In a survey of 50 OAB patients, with a mean age of 61 years, 74% preferred onabotulinum toxin A and 26% chose SNM as first treatment option. In those who preferred onabotulinum toxin A, 54% disliked the thought of a foreign body in the back, 46% chose the option due to a shorter waiting list and 43% made the choice based on the quicker onset of benefit. In the SNM group 62% were averse to the potential need for repeated injections and 46% chose SNM to avoid the risk of urinary retention associated with the toxin [64].
6.7 Sacral Nerve Stimulation for OAB
Device-related adverse events arise in around 16% of people during test stimulation and 30% of patients after definitive implant placement [68]. The subcutaneous location is essential to minimize risk of infection. Sometimes people are aware of the battery pack, especially if they are slim and the battery is unwisely placed where the patient’s clothing might press on it. Physical activity has to be planned to avoid abrupt movements with a rapid change in direction (e.g. bungee jumping), as this can displace the electrode and cause loss of function. This is less likely with modern electrodes, due to the presence of retaining wings referred to as ‘tines’ [70]. An SNS implant should not be used in patients likely to need an MRI scan for any indication subsequently, as the implant and electrode may have to be removed.

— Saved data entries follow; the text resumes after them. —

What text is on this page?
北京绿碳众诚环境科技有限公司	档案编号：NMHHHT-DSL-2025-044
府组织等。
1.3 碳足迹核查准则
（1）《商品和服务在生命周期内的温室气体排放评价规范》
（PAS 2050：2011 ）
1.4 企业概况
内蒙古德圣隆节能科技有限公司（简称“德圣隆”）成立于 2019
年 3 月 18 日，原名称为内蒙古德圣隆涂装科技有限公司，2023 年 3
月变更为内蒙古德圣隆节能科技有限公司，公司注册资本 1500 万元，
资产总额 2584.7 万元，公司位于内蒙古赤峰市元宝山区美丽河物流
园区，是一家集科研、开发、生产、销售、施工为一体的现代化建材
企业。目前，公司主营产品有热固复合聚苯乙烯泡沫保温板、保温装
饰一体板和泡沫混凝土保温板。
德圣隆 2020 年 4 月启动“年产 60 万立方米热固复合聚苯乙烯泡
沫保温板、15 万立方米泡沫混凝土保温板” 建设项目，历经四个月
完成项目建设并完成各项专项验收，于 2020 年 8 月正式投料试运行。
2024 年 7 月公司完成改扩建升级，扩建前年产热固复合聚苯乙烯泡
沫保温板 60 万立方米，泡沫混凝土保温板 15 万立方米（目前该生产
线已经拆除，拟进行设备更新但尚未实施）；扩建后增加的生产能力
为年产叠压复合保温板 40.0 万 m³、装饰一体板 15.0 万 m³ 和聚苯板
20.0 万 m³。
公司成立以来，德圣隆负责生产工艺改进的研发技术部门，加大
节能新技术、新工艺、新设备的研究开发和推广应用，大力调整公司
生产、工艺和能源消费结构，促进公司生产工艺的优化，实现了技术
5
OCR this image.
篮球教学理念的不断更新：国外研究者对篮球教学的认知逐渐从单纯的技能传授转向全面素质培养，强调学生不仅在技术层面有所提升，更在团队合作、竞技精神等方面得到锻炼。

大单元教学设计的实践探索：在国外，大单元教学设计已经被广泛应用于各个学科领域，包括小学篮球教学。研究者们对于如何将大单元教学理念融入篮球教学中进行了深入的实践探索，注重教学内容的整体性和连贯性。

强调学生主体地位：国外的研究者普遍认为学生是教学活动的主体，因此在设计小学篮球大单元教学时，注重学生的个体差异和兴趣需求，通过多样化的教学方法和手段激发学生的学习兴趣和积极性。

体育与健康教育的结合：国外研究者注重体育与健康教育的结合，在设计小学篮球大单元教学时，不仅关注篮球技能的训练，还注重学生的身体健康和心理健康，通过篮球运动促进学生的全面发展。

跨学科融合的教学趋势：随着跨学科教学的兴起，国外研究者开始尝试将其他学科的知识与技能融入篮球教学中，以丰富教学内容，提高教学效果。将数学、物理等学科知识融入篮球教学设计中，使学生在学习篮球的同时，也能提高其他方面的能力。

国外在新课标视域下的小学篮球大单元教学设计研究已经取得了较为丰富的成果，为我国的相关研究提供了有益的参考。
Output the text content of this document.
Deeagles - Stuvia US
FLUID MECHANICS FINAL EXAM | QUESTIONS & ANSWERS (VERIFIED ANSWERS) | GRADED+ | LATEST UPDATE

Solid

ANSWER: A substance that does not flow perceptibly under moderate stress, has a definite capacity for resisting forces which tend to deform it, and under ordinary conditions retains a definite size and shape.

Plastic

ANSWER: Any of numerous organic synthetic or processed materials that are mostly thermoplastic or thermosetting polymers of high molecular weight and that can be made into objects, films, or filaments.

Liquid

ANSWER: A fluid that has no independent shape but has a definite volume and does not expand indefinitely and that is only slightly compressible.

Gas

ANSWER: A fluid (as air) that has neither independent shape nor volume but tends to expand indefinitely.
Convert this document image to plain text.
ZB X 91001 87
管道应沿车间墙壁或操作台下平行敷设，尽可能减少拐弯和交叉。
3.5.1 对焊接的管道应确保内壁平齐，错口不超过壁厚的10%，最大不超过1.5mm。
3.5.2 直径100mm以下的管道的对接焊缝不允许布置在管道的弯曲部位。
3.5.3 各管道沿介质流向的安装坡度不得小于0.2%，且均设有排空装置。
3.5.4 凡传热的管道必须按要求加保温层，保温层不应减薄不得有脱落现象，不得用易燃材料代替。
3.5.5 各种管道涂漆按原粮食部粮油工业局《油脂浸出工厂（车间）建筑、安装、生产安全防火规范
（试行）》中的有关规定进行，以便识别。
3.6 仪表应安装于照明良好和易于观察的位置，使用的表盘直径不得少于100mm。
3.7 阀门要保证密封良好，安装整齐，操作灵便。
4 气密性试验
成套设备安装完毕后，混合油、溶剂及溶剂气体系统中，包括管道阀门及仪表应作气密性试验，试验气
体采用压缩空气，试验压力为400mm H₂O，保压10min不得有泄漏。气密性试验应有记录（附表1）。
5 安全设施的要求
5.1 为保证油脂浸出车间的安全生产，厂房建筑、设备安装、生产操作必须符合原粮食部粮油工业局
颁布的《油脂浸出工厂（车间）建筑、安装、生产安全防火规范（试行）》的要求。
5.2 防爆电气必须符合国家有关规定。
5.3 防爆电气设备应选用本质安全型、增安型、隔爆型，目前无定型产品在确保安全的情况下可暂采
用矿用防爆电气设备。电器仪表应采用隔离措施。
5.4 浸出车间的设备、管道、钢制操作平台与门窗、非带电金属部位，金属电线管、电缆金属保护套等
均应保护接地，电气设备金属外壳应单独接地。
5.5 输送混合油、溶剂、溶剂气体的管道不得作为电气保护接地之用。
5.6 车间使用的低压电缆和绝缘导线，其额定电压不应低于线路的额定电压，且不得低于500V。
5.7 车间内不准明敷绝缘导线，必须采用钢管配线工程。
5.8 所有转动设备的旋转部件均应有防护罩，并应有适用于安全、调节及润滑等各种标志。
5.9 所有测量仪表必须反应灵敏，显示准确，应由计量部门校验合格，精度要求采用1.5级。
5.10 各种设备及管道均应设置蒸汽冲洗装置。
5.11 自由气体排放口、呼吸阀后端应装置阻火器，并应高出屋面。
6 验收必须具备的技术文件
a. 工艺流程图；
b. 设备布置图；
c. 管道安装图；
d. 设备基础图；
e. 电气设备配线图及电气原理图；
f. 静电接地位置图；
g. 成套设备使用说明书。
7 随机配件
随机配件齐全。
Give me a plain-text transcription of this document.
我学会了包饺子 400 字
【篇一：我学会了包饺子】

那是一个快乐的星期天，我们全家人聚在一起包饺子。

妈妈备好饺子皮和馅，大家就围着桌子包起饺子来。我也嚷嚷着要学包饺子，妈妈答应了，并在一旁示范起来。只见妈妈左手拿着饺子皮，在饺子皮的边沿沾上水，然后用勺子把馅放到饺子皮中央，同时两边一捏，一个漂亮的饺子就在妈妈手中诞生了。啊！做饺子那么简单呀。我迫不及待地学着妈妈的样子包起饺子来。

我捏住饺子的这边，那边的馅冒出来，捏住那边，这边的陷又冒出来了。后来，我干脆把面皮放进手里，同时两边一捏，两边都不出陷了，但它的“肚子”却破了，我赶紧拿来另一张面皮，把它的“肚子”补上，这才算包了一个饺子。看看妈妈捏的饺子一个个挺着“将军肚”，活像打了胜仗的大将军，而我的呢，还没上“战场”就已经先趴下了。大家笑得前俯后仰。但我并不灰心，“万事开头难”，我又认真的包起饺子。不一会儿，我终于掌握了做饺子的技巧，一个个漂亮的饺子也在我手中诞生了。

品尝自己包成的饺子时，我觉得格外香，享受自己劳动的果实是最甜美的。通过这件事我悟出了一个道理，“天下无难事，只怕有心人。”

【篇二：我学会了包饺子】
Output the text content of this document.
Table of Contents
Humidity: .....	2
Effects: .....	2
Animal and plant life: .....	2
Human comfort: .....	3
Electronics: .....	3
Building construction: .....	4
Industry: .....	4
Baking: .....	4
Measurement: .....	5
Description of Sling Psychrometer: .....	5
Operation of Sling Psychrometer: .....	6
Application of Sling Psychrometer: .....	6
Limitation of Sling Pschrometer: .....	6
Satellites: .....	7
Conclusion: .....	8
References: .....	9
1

The implant is costly, and the expense is ongoing as the battery pack is replaced once it has discharged—though technology advances may soon achieve the ability to recharge percutaneously [71]. The cost in the longer term may be comparable to the expense of other treatments [72].
SNS is an option for patients experiencing insufficient response to botulinum toxin-A treatment, as some of these may benefit sufficiently with SNS [73]. SNS should be chosen in preference to botulinum injections if self catheterisation is not possible for an individual patient.